One of the basic principles of reading the Bible is keeping in mind that it is written for us and about us. When God blesses Abraham, He blesses us. We are the people whom God freed from the slavery. The prophet and the disciple whom God calls are each one of us.
So, the deaf and mute man, in coming Sunday’s Gospel reading (Mark 7:31-37), stands for all of us who do not hear the word of God, who have grown oblivious to it. And what is the result of this deafness? A speech impediment. At the spiritual level, if you don’t hear the Word of God clearly, then your capacity to speak it is also severely compromised.
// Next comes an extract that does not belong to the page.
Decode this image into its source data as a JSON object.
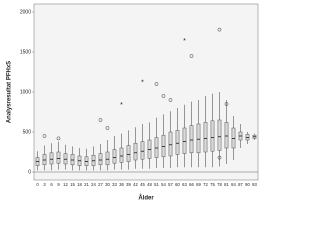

If we were to choose between losing sight and losing our hearing, the majority of us would prefer to be deaf rather than blind. Yet psychological studies show that the suffering of the deaf exceeds that of the blind, because of his or her greater isolation, unable to participate in interpersonal exchanges, which are essentially through speech.
Alas, this is the sad situation of our humanity: spiritually deaf and blind, we retreat into our empty interiority, immured in our solitude, unable to communicate truly, either with God or with others.
The Good News is that our Lord wants to heal us of our deafness and open our ears to His Word. He wants to heal our muteness, so that we do not remain silent, but converse with Him and proclaim His Word in the power of the Spirit.
But in order that He may accomplish this miracle in us, we must consent to follow Him, away from the crowd, away from the sounds of this world, to meet Him in the prayer and hear His mighty voice “Ephphatha,” that is, “Be opened.”